Alejandro Toledo debe ser el fiel reflejo de un sector mayoritario de la política peruana. El típico moralista que golpea la mesa indignado ante cualquier robo, pero por lo bajo está estirando la mano para recibir de la suya. Así se ganan las elecciones: lucha contra la corrupción, caiga quien caiga.

Por eso, cuando un político expulsa moralina en sus discursos hay que comenzar a sospechar. Y el cholo sano y sagrado era un enfermo y bandido por la plata y el poder. Cholitos eran quienes creyeron que el origen provinciano era sinónimo de dignidad y trabajo.

El expresidente se constituyó como el abanderado de la honestidad y la democracia en un Perú que apestaba a corrupción. Lo mismo hizo Castillo capitalizando el hartazgo ciudadano por mentirosos como Vizcarra. Entonces, muchos volvieron a creer que ser de provincia es divinidad.

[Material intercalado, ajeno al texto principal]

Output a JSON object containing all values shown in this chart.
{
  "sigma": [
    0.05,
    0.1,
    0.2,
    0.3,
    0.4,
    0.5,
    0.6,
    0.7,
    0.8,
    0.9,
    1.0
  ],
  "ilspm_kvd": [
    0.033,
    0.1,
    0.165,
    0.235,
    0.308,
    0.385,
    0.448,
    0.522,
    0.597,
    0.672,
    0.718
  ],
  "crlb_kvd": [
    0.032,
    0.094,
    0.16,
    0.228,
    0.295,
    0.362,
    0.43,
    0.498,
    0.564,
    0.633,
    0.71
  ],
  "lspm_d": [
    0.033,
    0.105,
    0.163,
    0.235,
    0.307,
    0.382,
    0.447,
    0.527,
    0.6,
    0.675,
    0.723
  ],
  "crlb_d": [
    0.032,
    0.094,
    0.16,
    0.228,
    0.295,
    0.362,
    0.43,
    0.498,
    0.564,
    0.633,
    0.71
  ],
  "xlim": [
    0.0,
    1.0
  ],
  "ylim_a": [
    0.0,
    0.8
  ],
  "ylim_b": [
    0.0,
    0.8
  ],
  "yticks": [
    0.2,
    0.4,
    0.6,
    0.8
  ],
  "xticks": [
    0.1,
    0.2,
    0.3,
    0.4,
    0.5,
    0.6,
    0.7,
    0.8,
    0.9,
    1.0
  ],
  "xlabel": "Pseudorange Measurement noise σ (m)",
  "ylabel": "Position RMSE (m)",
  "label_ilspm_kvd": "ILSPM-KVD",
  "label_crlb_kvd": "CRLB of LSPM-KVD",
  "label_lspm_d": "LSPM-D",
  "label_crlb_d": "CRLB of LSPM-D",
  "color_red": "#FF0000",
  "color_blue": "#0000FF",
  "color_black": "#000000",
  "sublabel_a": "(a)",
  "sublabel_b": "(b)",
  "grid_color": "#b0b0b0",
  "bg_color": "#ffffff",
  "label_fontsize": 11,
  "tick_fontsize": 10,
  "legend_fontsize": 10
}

Después de Toledo y Castillo, los falsos luchadores anticorrupción, ¿en qué queda creer? Vivimos eternamente engañados porque con frecuencia se busca el buzón de la confianza en las cloacas peruanas. Estos bribones deben ser el ejemplo de que llenarse la boca de moral es una alerta.

Toledo no solo debe ser condenado por ladrón, sino por embustero. Al final de cuentas, como ocurre muy a menudo en nuestro país, vivimos rodeados de políticos que nos toman el pelo en el punto exacto de la debilidad peruana: la confianza, la carencia de héroes y la ignorancia.